As open hole completion's, horizontal wells, multi-laterals and underbalanced drilling become more common place, greater emphasis is being placed on the selection and design of drilling and completion fluids. The problem of assessing fluid compatibility with hydrocarbon reservoirs is ongoing and usually unique to each reservoir. This problem becomes most visible after resources have been expended to drill, with unsatisfactory results in productivity.

The objective of this paper is to present a process designed to use the best available methodologies and laboratory techniques to assist in the design and selection of fluids which will be most compatible with the reservoir. Ultimately the goal is to drill zero skin wells. The process addresses fluid design issues from both a bridging or solid phase perspective and a liquid phase perspective. Optimization relative to design such as chemical selection And concentrations are an integral part of the process.
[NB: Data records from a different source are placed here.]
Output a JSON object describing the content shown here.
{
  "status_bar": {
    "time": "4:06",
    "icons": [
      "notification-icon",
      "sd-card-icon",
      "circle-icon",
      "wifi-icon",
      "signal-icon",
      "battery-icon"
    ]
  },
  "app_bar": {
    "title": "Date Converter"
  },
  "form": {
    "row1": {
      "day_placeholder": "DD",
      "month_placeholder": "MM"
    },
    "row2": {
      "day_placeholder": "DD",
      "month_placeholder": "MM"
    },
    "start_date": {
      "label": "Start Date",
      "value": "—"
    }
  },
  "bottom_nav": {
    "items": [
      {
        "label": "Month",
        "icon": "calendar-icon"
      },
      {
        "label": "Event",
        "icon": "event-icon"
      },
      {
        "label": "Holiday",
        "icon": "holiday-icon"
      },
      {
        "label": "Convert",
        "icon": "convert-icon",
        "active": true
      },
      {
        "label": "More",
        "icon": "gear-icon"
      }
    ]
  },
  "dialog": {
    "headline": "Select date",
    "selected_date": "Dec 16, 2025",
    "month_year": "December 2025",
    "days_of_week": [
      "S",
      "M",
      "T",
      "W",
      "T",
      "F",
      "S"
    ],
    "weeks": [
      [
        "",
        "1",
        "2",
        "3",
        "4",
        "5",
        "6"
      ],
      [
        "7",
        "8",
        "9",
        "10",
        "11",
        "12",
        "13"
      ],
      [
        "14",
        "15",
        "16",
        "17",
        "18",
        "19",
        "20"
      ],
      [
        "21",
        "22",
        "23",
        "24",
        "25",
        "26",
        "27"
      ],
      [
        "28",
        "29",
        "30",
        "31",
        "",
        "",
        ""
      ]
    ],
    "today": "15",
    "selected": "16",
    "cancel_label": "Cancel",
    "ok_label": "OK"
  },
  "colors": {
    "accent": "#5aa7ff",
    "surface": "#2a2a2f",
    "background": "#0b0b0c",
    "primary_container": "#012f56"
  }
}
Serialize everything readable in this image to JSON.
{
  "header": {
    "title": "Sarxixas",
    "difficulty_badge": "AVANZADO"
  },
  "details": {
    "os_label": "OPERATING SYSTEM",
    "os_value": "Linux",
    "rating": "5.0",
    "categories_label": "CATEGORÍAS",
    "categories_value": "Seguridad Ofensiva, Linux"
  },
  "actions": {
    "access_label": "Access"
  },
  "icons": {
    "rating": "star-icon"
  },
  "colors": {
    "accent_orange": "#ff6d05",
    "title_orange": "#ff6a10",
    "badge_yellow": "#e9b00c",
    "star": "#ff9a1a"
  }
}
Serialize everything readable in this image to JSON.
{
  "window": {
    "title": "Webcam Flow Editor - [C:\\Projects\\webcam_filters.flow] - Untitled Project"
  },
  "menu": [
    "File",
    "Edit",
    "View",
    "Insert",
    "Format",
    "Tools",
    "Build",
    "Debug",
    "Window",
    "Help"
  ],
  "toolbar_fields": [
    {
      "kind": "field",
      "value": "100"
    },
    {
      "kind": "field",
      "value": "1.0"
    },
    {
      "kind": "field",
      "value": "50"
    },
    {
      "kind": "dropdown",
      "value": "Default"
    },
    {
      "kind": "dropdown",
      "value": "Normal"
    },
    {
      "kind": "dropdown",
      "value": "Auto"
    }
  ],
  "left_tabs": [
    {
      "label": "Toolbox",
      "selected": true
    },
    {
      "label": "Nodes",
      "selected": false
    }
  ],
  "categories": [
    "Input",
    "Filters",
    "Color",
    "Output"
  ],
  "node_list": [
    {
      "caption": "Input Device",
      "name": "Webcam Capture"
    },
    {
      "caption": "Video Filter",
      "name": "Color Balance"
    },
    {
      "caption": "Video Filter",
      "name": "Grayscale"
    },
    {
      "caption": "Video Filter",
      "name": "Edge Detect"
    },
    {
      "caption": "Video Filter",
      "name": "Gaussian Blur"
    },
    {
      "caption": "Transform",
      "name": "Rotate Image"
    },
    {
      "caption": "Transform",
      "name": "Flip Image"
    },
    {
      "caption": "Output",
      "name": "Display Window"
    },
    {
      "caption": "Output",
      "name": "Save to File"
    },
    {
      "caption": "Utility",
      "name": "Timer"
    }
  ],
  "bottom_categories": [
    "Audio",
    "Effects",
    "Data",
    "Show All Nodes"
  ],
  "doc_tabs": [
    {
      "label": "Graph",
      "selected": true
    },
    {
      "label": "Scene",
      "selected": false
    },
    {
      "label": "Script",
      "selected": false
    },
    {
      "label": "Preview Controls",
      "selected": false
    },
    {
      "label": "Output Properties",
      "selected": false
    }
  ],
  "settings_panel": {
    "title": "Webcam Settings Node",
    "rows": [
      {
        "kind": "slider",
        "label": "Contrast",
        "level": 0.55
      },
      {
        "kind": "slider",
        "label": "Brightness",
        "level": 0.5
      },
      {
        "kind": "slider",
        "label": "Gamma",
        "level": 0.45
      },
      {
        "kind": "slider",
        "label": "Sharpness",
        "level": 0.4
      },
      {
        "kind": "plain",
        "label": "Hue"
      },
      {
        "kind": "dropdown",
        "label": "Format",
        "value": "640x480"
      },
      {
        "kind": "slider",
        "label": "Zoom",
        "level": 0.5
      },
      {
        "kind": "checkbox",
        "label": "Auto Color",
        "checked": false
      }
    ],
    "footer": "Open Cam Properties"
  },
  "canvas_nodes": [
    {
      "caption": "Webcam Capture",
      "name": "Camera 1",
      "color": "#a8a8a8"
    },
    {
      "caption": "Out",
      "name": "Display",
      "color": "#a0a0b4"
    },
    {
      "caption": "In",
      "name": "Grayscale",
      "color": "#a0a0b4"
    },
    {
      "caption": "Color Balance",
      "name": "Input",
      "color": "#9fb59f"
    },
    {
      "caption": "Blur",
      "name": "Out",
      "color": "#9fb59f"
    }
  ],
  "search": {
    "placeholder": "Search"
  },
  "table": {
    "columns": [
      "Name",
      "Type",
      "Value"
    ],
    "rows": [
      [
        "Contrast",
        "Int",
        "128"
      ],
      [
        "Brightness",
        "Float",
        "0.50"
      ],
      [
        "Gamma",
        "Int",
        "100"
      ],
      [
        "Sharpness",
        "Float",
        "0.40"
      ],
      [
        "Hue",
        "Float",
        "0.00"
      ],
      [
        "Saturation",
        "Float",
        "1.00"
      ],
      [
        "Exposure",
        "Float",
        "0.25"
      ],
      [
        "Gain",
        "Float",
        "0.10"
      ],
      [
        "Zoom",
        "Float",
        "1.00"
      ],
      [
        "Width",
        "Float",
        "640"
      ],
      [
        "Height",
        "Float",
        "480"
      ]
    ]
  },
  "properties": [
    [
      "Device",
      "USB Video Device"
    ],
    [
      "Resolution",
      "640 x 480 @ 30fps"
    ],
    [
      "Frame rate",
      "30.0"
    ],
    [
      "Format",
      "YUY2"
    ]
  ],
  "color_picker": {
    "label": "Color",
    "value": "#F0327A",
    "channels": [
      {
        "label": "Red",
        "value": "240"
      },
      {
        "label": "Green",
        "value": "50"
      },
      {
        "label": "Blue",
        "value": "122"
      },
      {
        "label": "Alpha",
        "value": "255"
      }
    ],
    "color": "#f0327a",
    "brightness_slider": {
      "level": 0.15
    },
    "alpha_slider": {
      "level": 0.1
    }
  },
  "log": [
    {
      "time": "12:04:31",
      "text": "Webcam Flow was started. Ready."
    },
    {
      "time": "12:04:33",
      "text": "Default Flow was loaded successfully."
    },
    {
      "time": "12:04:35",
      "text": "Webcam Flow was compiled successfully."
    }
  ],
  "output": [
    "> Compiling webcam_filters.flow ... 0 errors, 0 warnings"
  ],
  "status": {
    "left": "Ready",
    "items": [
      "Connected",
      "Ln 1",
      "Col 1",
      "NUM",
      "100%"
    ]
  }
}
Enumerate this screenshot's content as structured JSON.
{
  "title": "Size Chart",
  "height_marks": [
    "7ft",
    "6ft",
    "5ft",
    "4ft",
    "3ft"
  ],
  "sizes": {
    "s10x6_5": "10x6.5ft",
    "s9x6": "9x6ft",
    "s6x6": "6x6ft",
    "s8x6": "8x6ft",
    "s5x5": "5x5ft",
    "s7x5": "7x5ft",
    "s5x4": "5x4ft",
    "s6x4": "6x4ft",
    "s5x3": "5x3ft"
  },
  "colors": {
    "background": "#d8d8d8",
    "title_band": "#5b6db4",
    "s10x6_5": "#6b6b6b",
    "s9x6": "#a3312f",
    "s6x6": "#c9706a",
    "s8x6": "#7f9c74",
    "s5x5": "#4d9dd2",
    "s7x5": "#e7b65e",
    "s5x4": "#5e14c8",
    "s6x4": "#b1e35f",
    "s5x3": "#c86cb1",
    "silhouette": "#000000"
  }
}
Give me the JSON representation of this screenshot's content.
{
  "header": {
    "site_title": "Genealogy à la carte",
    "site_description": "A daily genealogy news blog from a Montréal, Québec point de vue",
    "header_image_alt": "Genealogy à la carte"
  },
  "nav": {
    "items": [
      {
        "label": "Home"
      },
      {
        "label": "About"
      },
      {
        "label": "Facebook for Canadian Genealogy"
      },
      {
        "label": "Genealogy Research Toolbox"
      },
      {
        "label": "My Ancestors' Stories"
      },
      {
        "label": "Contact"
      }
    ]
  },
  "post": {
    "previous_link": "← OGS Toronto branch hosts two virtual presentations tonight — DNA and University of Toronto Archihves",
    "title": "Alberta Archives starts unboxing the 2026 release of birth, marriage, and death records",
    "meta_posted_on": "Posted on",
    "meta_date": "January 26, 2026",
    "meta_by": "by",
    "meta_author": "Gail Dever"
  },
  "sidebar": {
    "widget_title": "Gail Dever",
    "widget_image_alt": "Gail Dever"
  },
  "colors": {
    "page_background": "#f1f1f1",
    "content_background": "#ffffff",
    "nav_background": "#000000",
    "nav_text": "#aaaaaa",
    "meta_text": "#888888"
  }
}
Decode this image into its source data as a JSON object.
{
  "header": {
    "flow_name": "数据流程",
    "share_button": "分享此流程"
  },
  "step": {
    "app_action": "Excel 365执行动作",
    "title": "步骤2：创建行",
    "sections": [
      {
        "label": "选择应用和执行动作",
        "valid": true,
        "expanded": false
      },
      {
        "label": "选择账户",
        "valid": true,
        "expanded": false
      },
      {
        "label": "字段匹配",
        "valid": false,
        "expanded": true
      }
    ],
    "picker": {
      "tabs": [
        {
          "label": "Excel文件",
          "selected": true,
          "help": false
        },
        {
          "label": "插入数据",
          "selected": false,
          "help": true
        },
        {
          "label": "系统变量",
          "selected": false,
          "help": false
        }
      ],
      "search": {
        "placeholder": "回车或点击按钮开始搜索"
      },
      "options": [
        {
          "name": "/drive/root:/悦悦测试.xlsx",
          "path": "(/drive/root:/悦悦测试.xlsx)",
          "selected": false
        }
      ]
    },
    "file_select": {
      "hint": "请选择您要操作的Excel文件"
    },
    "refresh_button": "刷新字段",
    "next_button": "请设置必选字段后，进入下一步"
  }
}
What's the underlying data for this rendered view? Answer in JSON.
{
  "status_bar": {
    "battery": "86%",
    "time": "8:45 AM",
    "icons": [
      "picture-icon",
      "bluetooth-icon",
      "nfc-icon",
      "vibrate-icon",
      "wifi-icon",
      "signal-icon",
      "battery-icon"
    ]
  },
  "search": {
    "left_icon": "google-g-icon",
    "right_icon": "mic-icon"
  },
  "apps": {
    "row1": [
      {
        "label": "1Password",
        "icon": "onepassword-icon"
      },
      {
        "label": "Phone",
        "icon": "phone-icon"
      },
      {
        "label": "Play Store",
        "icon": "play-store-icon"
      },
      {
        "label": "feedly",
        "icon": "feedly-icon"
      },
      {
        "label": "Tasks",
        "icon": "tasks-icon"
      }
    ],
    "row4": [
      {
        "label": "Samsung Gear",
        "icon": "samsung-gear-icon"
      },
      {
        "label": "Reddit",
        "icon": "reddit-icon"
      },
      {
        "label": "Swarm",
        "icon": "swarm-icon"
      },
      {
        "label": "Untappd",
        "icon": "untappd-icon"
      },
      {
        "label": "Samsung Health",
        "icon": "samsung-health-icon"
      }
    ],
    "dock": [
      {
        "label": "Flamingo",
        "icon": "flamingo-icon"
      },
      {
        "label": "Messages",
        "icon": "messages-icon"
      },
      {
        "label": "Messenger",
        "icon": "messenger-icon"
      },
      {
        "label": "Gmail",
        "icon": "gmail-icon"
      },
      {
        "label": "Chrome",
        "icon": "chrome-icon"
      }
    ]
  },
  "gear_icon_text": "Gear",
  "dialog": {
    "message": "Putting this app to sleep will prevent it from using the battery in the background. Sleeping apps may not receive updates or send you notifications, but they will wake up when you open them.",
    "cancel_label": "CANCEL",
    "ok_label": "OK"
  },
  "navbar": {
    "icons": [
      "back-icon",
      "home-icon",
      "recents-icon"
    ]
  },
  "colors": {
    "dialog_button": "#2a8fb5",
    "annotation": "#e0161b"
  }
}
Using this process will reduce uncertainty regarding fluid selection and the impact of the fluids on productivity. Ultimately it is meant to assist in both increasing well productivity and reducing the requirement for expensive stimulation. The process may lead to innovation - resulting in new systems or products. It may be applied when designing workover and completion fluids or for drill-in fluids including overbalanced or underbalanced applications.


The potential to reduce wellbore productivity while conducting drilling completion and workover procedures has been addressed extensively in petroleum related literature. Productivity impairment was originally recognized in field cases where development wells produced only small volumes of fluid upon completion or where producing wells produced less after work-over procedures. In other instances, where drill stem tests taken while drilling deep wells indicated potentially good production from shallow zones, difficulty was experienced in attaining production from those zones which had remained in contact with drilling muds for an extended time.1 Investigations of specific damage mechanisms is an ongoing pursuit. Bates et. al. discussed the influence of clay content on water conductivity of oil sands in 1946.2 Nowak et. al. studied the effect of mud filtrates and mud particles on permeability in 1951.3 Various models which consider formation damage have quantifiable outputs such as Skin Effect,4 Productivity Index and Formation Damage Index Number.6 Methods of preventing formation damage continue to be tested, developed and documented.

A greater percentage of wells are now designed as open hole completions, where perforating past the damaged zone is impractical. Consequently sophistication in fluids testing procedures has increased and frequently operators test whole fluids against their rock. Often fluid samples are obtained from multiple sources. Return permeability tests7 are regularly used to select the "best" fluid. Unfortunately, if an adequate candidate isn't found, the data are usually insufficient to redefine the direction testing should take. The process described herein helps to categorize and quantify discrete damage mechanisms. Fluid design is systematically optimized for all damage issues such that ultimately the fluid is compatible with the reservoir.

In actual practice the first line of defense against formation impairment is to keep foreign fluids and solids out of the rock.